- Cooking oil spray
- 12 spring onions, chopped
- 2 red peppers, thinly sliced
- 8tbsp korma curry paste
- 900g pumpkin or squash, peeled and diced
- 160g red lentils
- 4tbsp desiccated coconut
- 320g green beans
- 8tbsp low-fat natural yogurt
- Fresh coriander sprigs, to garnish
- 2 naan breads, warmed and cut into triangles, and lemon wedges (optional), to serve
- Spray a large saucepan with oil and put over a medium heat. Add the spring onions and pepper and cook for 5 min or until softened. Add the curry paste and cook, stirring, for 1 min.

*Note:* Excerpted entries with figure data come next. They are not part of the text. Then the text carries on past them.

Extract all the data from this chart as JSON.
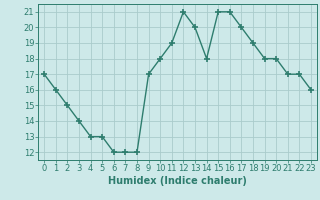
{
  "x": [
    0,
    1,
    2,
    3,
    4,
    5,
    6,
    7,
    8,
    9,
    10,
    11,
    12,
    13,
    14,
    15,
    16,
    17,
    18,
    19,
    20,
    21,
    22,
    23
  ],
  "y": [
    17,
    16,
    15,
    14,
    13,
    13,
    12,
    12,
    12,
    17,
    18,
    19,
    21,
    20,
    18,
    21,
    21,
    20,
    19,
    18,
    18,
    17,
    17,
    16
  ],
  "line_color": "#2e7d6e",
  "marker": "+",
  "marker_size": 4,
  "bg_color": "#cde9e9",
  "grid_color": "#aacccc",
  "xlabel": "Humidex (Indice chaleur)",
  "ylim": [
    11.5,
    21.5
  ],
  "xlim": [
    -0.5,
    23.5
  ],
  "yticks": [
    12,
    13,
    14,
    15,
    16,
    17,
    18,
    19,
    20,
    21
  ],
  "xticks": [
    0,
    1,
    2,
    3,
    4,
    5,
    6,
    7,
    8,
    9,
    10,
    11,
    12,
    13,
    14,
    15,
    16,
    17,
    18,
    19,
    20,
    21,
    22,
    23
  ],
  "tick_label_size": 6,
  "xlabel_size": 7,
  "line_width": 1.0
}
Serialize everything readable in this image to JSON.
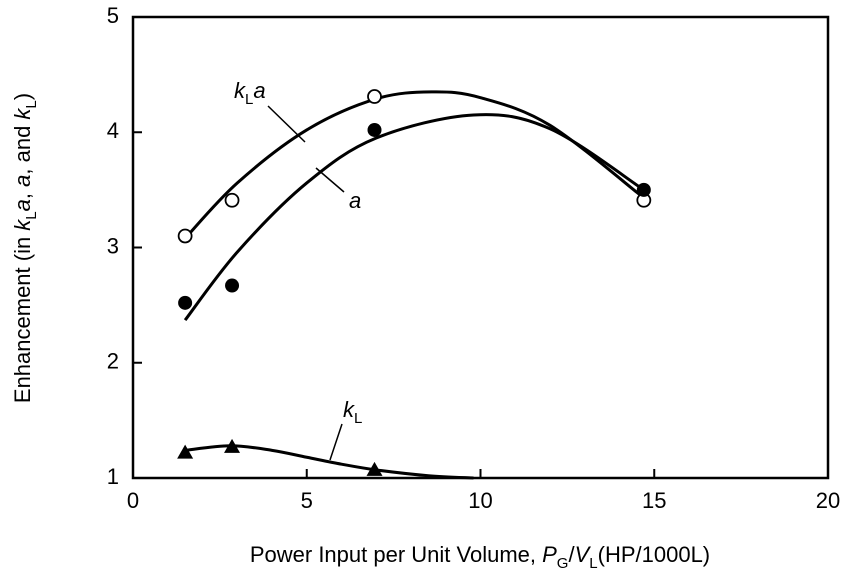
{
  "chart_data": {
    "type": "scatter",
    "xlabel": [
      {
        "text": "Power Input per Unit Volume, "
      },
      {
        "text": "P",
        "italic": true
      },
      {
        "text": "G",
        "sub": true
      },
      {
        "text": "/"
      },
      {
        "text": "V",
        "italic": true
      },
      {
        "text": "L",
        "sub": true
      },
      {
        "text": "(HP/1000L)"
      }
    ],
    "ylabel": [
      {
        "text": "Enhancement (in "
      },
      {
        "text": "k",
        "italic": true
      },
      {
        "text": "L",
        "sub": true
      },
      {
        "text": "a",
        "italic": true
      },
      {
        "text": ", "
      },
      {
        "text": "a",
        "italic": true
      },
      {
        "text": ", and "
      },
      {
        "text": "k",
        "italic": true
      },
      {
        "text": "L",
        "sub": true
      },
      {
        "text": ")"
      }
    ],
    "xlim": [
      0,
      20
    ],
    "ylim": [
      1,
      5
    ],
    "xticks": [
      0,
      5,
      10,
      15,
      20
    ],
    "yticks": [
      1,
      2,
      3,
      4,
      5
    ],
    "series": [
      {
        "marker": "open-circle",
        "color": "#000000",
        "x": [
          1.5,
          2.85,
          6.95,
          14.7
        ],
        "values": [
          3.1,
          3.41,
          4.31,
          3.41
        ]
      },
      {
        "marker": "filled-circle",
        "color": "#000000",
        "x": [
          1.5,
          2.85,
          6.95,
          14.7
        ],
        "values": [
          2.52,
          2.67,
          4.02,
          3.5
        ]
      },
      {
        "marker": "filled-triangle",
        "color": "#000000",
        "x": [
          1.5,
          2.85,
          6.95
        ],
        "values": [
          1.22,
          1.27,
          1.07
        ]
      }
    ],
    "curves": [
      {
        "color": "#000000",
        "x": [
          1.5,
          3,
          5,
          7,
          8.6,
          10,
          12,
          14.7
        ],
        "values": [
          3.08,
          3.56,
          4.02,
          4.29,
          4.35,
          4.3,
          4.06,
          3.43
        ]
      },
      {
        "color": "#000000",
        "x": [
          1.5,
          3,
          5,
          7,
          9.8,
          12,
          14.7
        ],
        "values": [
          2.37,
          2.96,
          3.56,
          3.95,
          4.15,
          4.03,
          3.5
        ]
      },
      {
        "color": "#000000",
        "x": [
          1.5,
          2.8,
          4,
          5,
          6,
          7,
          8.5,
          9.8
        ],
        "values": [
          1.24,
          1.28,
          1.24,
          1.18,
          1.12,
          1.07,
          1.02,
          1.0
        ]
      }
    ],
    "annotations": [
      [
        {
          "text": "k",
          "italic": true
        },
        {
          "text": "L",
          "sub": true
        },
        {
          "text": "a",
          "italic": true
        }
      ],
      [
        {
          "text": "a",
          "italic": true
        }
      ],
      [
        {
          "text": "k",
          "italic": true
        },
        {
          "text": "L",
          "sub": true
        }
      ]
    ]
  }
}
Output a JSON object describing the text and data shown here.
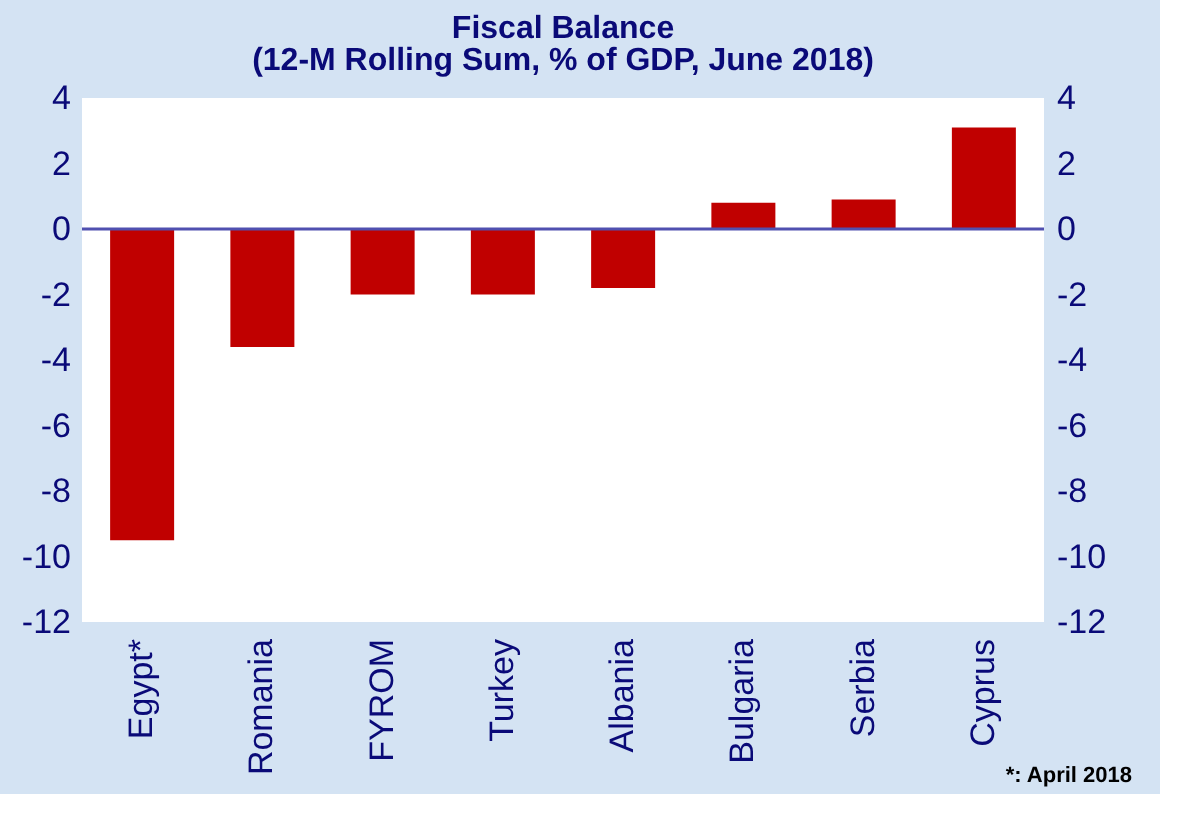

- Add the pumpkin or squash, lentils, coconut and 175ml water. Bring to the boil, then reduce the heat to low and simmer, covered, for 20–25 min until the lentils are cooked. Add the beans for the last 5 min of cooking.
- Season the curry with pepper, then divide among 4 bowls. Top with the yogurt and garnish with the coriander, then serve with the naan breads and lemon wedges (if using) on the side.
Nutrition tip: Believe it or not, lentils can count towards your five-a-day. They have a low glycaemic index, too, so help to manage blood glucose levels – good news if you have diabetes.